No outro dia (29) foi o enterro, modesto, mas decente, não se disse nada, pois não o podíamos mesmo fazer; e assim foi enterrado no cemitério de Pantin, assisti a tudo e só depois de a última pá de terra cair é que me vim embora. Tenho a dizer-lhe que está em coval separado que aluguei por cinco anos.

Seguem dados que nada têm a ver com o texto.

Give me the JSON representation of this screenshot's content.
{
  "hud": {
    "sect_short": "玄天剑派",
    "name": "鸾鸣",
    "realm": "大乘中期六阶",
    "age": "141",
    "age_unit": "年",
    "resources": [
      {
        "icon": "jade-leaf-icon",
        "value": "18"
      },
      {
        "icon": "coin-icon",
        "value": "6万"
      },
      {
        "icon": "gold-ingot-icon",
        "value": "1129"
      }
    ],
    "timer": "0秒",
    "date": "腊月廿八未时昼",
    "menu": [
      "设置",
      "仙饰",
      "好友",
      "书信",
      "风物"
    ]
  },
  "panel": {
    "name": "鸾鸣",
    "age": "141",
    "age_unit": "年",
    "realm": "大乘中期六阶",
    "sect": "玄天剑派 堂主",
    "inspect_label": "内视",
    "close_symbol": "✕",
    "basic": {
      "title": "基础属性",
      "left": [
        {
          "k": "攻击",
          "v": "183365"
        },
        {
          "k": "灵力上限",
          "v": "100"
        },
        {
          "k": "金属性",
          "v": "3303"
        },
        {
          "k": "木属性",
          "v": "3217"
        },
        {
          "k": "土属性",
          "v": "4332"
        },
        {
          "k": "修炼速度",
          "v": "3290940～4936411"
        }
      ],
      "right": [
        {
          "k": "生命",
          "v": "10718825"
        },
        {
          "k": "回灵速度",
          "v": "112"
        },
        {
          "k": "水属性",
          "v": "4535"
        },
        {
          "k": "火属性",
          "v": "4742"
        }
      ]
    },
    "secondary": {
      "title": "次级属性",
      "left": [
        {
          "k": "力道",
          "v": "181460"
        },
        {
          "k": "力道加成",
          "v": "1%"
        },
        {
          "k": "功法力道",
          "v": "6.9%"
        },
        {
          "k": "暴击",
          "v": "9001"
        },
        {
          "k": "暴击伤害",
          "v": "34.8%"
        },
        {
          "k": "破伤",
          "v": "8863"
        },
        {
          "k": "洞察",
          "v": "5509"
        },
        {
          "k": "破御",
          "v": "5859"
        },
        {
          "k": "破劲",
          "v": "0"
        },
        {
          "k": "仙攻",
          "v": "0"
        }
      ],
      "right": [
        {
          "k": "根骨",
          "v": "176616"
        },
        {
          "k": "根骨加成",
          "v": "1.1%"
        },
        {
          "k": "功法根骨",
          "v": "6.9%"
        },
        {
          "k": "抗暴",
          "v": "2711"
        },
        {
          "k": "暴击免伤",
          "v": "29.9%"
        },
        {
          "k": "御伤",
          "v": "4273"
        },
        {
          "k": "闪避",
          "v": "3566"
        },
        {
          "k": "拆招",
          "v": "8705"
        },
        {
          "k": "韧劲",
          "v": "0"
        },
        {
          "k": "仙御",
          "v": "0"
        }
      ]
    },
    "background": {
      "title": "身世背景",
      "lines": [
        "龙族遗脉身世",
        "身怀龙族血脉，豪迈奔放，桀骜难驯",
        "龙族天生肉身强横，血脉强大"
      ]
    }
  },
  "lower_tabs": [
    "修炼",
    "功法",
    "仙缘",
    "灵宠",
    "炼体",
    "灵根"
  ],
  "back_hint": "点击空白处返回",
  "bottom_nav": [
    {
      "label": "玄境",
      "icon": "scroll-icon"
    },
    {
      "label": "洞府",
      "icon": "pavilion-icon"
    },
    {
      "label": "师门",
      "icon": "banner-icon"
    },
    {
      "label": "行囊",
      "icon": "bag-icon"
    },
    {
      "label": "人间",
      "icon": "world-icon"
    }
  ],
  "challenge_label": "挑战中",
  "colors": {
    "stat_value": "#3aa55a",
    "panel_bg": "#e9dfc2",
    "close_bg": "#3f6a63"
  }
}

Aqui findo a minha triste narrativa e peço mais uma vez me perdoe a maneira como está feita.
Todos os papéis que encontrei e cartas, tudo está fechado numa mala, o mesmo também com fatos e roupas brancas, chapéus, escovas, tudo inclusive os mais insignificantes objectos (1).
Sobre o que o meu amigo pede os papéis não os posso mandar já pela seguinte razão, Sá-Carneiro devia ao hotel uma conta de 200 e tal francos, de maneira que como eu não posso pagar essa quantia espero que qualquer parente me envie essa importância, mesmo porque eu não disponho aqui de muito dinheiro.
Junto lhe envio diversos papéis e uma carta que ele me deixou espero que me possa dizer alguma coisa sobre este assunto.
Pedindo-lhe mais uma vez desculpa de minha mal acabada carta. Creia-me seu amigo muito obrigado
JOSÉ ARAÚJO
P. S. Não foi encontrado um sobretudo novo, um par de botas também novo e o relógio. Julgam que foram
vendidos por ele. Não fui ao cônsul pedir dinheiro nenhum.